Child-Sex Case Draws Life Sentence
By Kim Smith
Originally published in The Las Vegas Sun, May 8, 2002
A 45-year-old Las Vegas man was sentenced to 40 years to life in prison Tuesday for sexually abusing three young girls in a case police discovered by mistake.
Deputy District Attorney Clark Peterson said Metro Police officers who responded to a call about a possible methamphetamine lab received permission to open a safe found inside the house.
In addition to finding drug paraphernalia, police found videotapes showing George William Gibbs engaging in sex acts with two 6-year-old girls, who later told the police about a third 6-year-old who had also been sexually abused.

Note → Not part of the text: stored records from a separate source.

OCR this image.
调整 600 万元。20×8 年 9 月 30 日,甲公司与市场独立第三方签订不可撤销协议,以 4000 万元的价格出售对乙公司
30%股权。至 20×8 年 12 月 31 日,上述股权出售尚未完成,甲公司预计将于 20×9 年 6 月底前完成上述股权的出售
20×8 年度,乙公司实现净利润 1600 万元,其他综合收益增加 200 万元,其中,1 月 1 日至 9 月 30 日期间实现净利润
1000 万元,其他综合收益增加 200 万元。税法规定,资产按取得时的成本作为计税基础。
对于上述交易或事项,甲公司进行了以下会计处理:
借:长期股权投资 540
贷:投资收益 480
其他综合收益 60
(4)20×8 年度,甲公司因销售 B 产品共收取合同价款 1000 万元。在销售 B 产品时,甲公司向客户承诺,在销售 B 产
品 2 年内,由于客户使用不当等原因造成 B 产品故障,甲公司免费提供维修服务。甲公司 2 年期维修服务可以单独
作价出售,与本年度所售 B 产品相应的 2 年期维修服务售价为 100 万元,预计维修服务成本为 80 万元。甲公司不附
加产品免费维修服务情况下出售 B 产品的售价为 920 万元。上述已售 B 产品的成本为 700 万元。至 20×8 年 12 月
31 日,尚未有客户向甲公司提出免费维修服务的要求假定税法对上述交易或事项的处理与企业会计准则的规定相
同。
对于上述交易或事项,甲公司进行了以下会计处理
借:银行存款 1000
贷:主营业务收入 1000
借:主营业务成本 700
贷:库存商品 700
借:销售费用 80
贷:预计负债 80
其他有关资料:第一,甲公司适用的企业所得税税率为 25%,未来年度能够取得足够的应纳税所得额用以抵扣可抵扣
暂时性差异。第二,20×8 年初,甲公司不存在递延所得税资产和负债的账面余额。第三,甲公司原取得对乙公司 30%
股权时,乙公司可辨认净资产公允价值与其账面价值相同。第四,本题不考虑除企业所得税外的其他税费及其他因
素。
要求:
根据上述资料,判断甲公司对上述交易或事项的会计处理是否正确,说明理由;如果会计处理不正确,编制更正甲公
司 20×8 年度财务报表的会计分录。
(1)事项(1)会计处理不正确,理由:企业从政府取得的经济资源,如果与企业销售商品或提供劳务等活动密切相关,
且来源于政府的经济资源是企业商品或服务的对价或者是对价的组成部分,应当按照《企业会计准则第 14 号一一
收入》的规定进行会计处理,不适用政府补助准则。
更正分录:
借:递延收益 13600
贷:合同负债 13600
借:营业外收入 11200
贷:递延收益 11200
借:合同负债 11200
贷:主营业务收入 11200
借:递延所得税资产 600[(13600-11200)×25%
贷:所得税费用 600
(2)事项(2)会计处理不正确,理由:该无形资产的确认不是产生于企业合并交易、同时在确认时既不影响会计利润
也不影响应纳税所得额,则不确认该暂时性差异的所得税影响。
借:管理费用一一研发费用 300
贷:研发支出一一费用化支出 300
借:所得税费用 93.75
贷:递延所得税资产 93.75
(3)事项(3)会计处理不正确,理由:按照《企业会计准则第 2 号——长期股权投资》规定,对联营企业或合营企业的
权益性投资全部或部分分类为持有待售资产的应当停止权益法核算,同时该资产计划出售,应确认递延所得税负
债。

Gibbs was convicted in November on 27 sex-related charges and three drug-related charges.
At least one of the girls was abused over a period of years and was introduced to crack cocaine by Gibbs, Peterson said. The girl, now 13, has had five other adult sex partners and is recovering from addictions to crack cocaine, powder cocaine, meth, marijuana, LSD and Ecstasy.
On Tuesday Peterson asked District Judge Jeffrey Sobel to run all 30 sentences consecutively, saying Gibbs could never be trusted on parole.
Gibbs told Sobel he was sorry for causing pain to the families of the victims, but then said the incidents caught on tape were an aberration. He also said he had nothing to do with the drugs found in the home.
The case against him has just gotten "way out of control," Gibbs complained.
"I'm not some deviant pedophile running about the streets," Gibbs said. "I never sexually assaulted a child in my life, but I'm carrying the weight of that around and I'm carrying the weight of a meth lab and everything else, too."
Sobel followed the recommendation of the Division of Parole and Probation and sentenced Gibbs to consecutive terms of 20 to life, 10 to life and 10 years. He ran all of the other sentences concurrently.